Multan stampede
- Date: 10 October 2014
- Location: Multan, Pakistan;
- Type: Stampede
- Cause: Overcrowding and mismanagement
- Deaths: 8
- Injuries: 40
- Inquiries: Three-member committee headed by Secretary Environment Iqbal Muhammad

= 2014 Multan stampede =

Crowd crush in Multan, Pakistan

On October 10, 2014, a stampede occurred in Multan, Pakistan at a public rally for political party, Pakistan Tehreek-e-Insaf (PTI). It caused the deaths of more than half a dozen people.

==Cause==
No definitive cause for the incident has been identified.

As Imran Khan ended his speech, a large number of people rushed together towards the main gate to leave the venue. Khan accused the administration of deliberately sabotaging the rally. He said that a large number of people were deliberately sent on to the stage, electricity was disconnected and only two gates were allowed to open, which led to the incident. He said, "I condemn the role deputy commissioner Multan played. Out of six main gates, only two were opened after the rally.”

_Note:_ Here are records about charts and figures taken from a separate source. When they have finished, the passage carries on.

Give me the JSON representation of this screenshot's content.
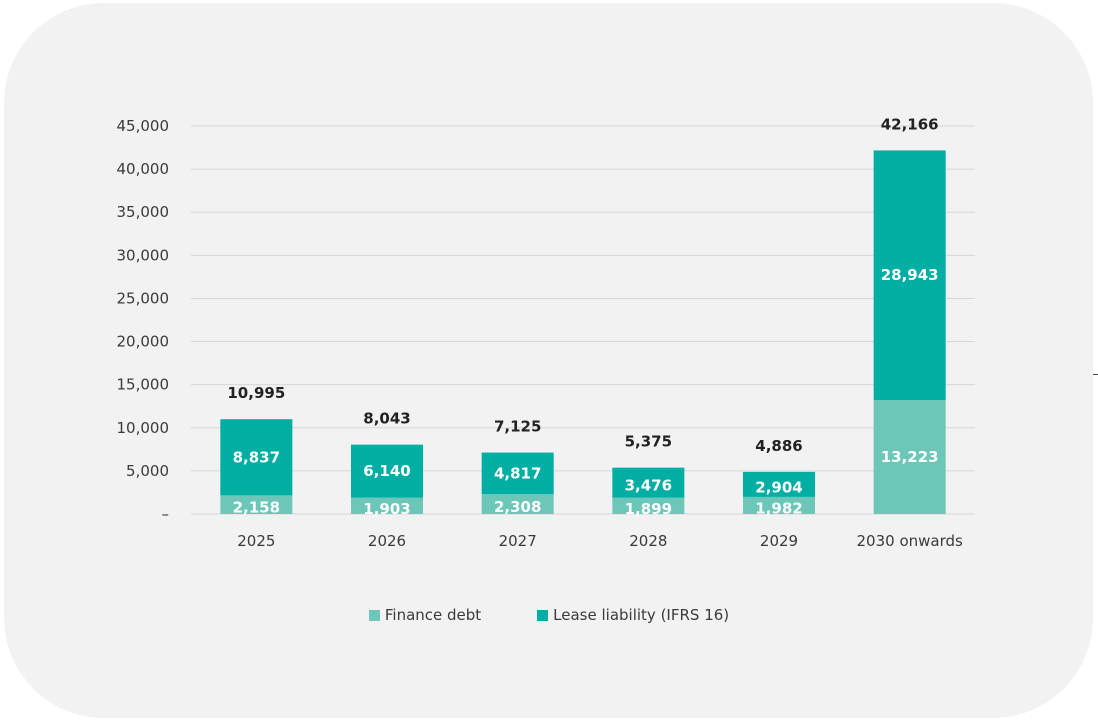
{
  "chart_data": {
    "type": "bar",
    "stacked": true,
    "categories": [
      "2025",
      "2026",
      "2027",
      "2028",
      "2029",
      "2030 onwards"
    ],
    "series": [
      {
        "name": "Finance debt",
        "values": [
          2158,
          1903,
          2308,
          1899,
          1982,
          13223
        ],
        "labels": [
          "2,158",
          "1,903",
          "2,308",
          "1,899",
          "1,982",
          "13,223"
        ],
        "color": "#6cc7b8"
      },
      {
        "name": "Lease liability (IFRS 16)",
        "values": [
          8837,
          6140,
          4817,
          3476,
          2904,
          28943
        ],
        "labels": [
          "8,837",
          "6,140",
          "4,817",
          "3,476",
          "2,904",
          "28,943"
        ],
        "color": "#00aea3"
      }
    ],
    "totals": [
      10995,
      8043,
      7125,
      5375,
      4886,
      42166
    ],
    "total_labels": [
      "10,995",
      "8,043",
      "7,125",
      "5,375",
      "4,886",
      "42,166"
    ],
    "y_ticks": [
      {
        "value": 0,
        "label": "–"
      },
      {
        "value": 5000,
        "label": "5,000"
      },
      {
        "value": 10000,
        "label": "10,000"
      },
      {
        "value": 15000,
        "label": "15,000"
      },
      {
        "value": 20000,
        "label": "20,000"
      },
      {
        "value": 25000,
        "label": "25,000"
      },
      {
        "value": 30000,
        "label": "30,000"
      },
      {
        "value": 35000,
        "label": "35,000"
      },
      {
        "value": 40000,
        "label": "40,000"
      },
      {
        "value": 45000,
        "label": "45,000"
      }
    ],
    "ylim": [
      0,
      45000
    ],
    "grid": true,
    "legend_position": "bottom-center",
    "gridline_color": "#d6d6d6",
    "background_color": "#f2f2f2"
  }
}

Eight people were killed and 40 others suffered injuries in the stampede.

==Response==
After the tragedy, the Chief Minister of Punjab, Shahbaz Sharif, ordered the provincial government of Punjab to investigate. A three-member committee headed by Secretary Environment Iqbal Muhammad was formed to investigate the incident. However, PTI rejected the probe. PTI Vice Chairman Shah Mehmood Qureshi blamed DCO Multan Zahid Saleem Gondal for the stampede at the party’s rally in the city. He said that Gondal was hiding facts by giving wrong statements. Qureshi added that the administration put PTI chairperson Imran Khan’s life in danger. Khan, Chairman of the PTI, also denounced the forming of the committee, saying “I have no confidence in Prime Minister Nawaz Sharif and Punjab Chief Minister Shahbaz Sharif”.

When the committee headed by Punjab Secretary Environment Iqbal Chauhan submitted its report, it held PTI management partly responsible for the incident, saying that organisers did not follow the rules of the agreement signed between party and the local administration. In contrast to PTI allegations, the report termed the tragedy an accident and dismissed accusations that the stampede was a conspiracy by the district administration. “All five gates, especially the gate where the stampede took place, were open at the time when people were exiting the venue and there was adequate arrangement of lighting at the time of the incident,” the report said. The inquiry committee stated that it was an accident and there was no element of subversion. The gates of the venue were open and there were proper lighting arrangements. The spray of water by Rescue-1122 proved very useful and a number of human lives were saved while the crowd was dispersed.

On 18 October 2014, eight days after the incident, a petition seeking registration of a case against senior leaders of PTI was filed in a session court in Multan by Advocate Malik Khalil. The petition sought responsibility from the PTI Chairman Khan, Vice Chairman Shah Mehmood Qureshi, Secretary General Jahangir Tarin, PTI Punjab president Ejaz Chaudhry, the party's southern Punjab president Noor Khan Bhaba, district president Ejaz Janjua and Awami Muslim League chief Sheikh Rasheed Ahmed along with the event organisers for the tragedy. Advocate Malik Khalil asked the court to order registration of a case against the accused, saying that at least seven PTI supporters were killed in the stampede on October 10.